Helmly's memorandum, dated December 20 and addressed to Army Chief of Staff General Peter Schoomaker, includes several recommendations on ways to address the manpower problem.
But it also contains scathing criticism of current military personnel policies and warns of dire consequences for the US military, if they are maintained.
The purpose of the memorandum, Helmly writes, is to inform top commanders "of the army reserve's inability" under current procedures "to meet mission requirements associated with Operation Iraqi Freedom and Enduring Freedom and to reset and regenerate its forces for follow-on and future missions."
The general goes on to say the danger troops would be unable to fulfill all their obligations was "grave," stressing that the 200,000-member reserve "is rapidly degenerating into a 'broken' force."
Helmly takes strong issue with the system of financial incentives used by the Pentagon to attract and retain members of the reserve, arguing that by paying deployed troop an extra 1,000 dollars per month, "we confuse 'volunteer to become an American soldier' with 'mercenary.'"

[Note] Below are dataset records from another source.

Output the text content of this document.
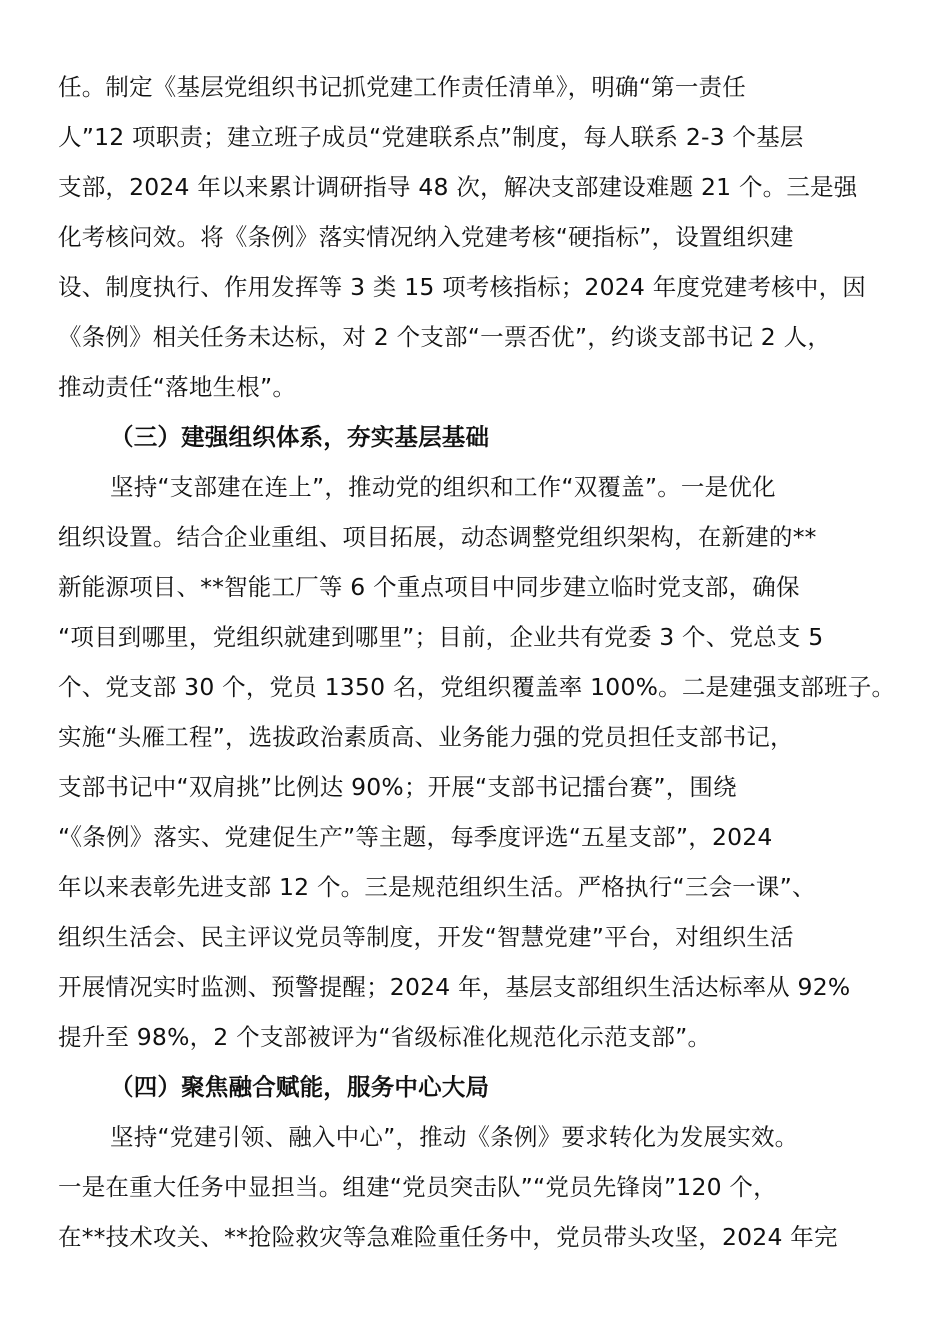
任。制定《基层党组织书记抓党建工作责任清单》，明确“第一责任
人”12 项职责；建立班子成员“党建联系点”制度，每人联系 2-3 个基层
支部，2024 年以来累计调研指导 48 次，解决支部建设难题 21 个。三是强
化考核问效。将《条例》落实情况纳入党建考核“硬指标”，设置组织建
设、制度执行、作用发挥等 3 类 15 项考核指标；2024 年度党建考核中，因
《条例》相关任务未达标，对 2 个支部“一票否优”，约谈支部书记 2 人，
推动责任“落地生根”。
（三）建强组织体系，夯实基层基础
坚持“支部建在连上”，推动党的组织和工作“双覆盖”。一是优化
组织设置。结合企业重组、项目拓展，动态调整党组织架构，在新建的**
新能源项目、**智能工厂等 6 个重点项目中同步建立临时党支部，确保
“项目到哪里，党组织就建到哪里”；目前，企业共有党委 3 个、党总支 5
个、党支部 30 个，党员 1350 名，党组织覆盖率 100%。二是建强支部班子。
实施“头雁工程”，选拔政治素质高、业务能力强的党员担任支部书记，
支部书记中“双肩挑”比例达 90%；开展“支部书记擂台赛”，围绕
“《条例》落实、党建促生产”等主题，每季度评选“五星支部”，2024
年以来表彰先进支部 12 个。三是规范组织生活。严格执行“三会一课”、
组织生活会、民主评议党员等制度，开发“智慧党建”平台，对组织生活
开展情况实时监测、预警提醒；2024 年，基层支部组织生活达标率从 92%
提升至 98%，2 个支部被评为“省级标准化规范化示范支部”。
（四）聚焦融合赋能，服务中心大局
坚持“党建引领、融入中心”，推动《条例》要求转化为发展实效。
一是在重大任务中显担当。组建“党员突击队”“党员先锋岗”120 个，
在**技术攻关、**抢险救灾等急难险重任务中，党员带头攻坚，2024 年完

The practice of cobbling together combat units from "financially induced volunteers" is, in his view, "dangerous and irresponsible."
The memorandum, first reported Wednesday by The Baltimore Sun newspaper, was leaked in its entirety to the Internet later in the day.
A government official, speaking on condition of anonymity, confirmed its authenticity to AFP. An official army spokesman declined to comment but did not dismiss the document, saying the Department of the Army was likely to comment on it Thursday.
The memo was certain to rekindle suspicions the growing Iraqi insurgency may force policymakers to re-institute the military draft, because the reserve chief lists among suggested remedies more coercive call-up practices within a pool of available candidates.
"Consequently, failure to use the inherent authorities of involuntary mobilization during this threatening period in our nation's history will set a difficult, dynamic precedent for future involuntary use of the nation's reserve components," Helmly writes.
Charges that the administration of President George W. Bush was resorting to "a backdoor draft" to supply manpower to Iraq figured prominently during the 2004 presidential election campaign, despite Bush's repeated assurances the army would remain "an all-volunteer force."
Several soldiers are suing the Pentagon over the so-called stop-loss policy that allows the military to one-sidedly extend their contracts to avoid depleting units.
Like the rest of the military establishment, Defense Secretary Donald Rumsefeld has not yet addressed the controversy.
But in at least two radio interviews this week, he pointedly mentioned the need to address the issue of "stress on the force."
Army Secretary Francis Harvey and General Schoomaker, Rumsfeld told WTKF radio on Tuesday, are in the process of "re-balancing" the active components of the army and its reserve "so that the stress on the force can be reduced, which is an important thing to do."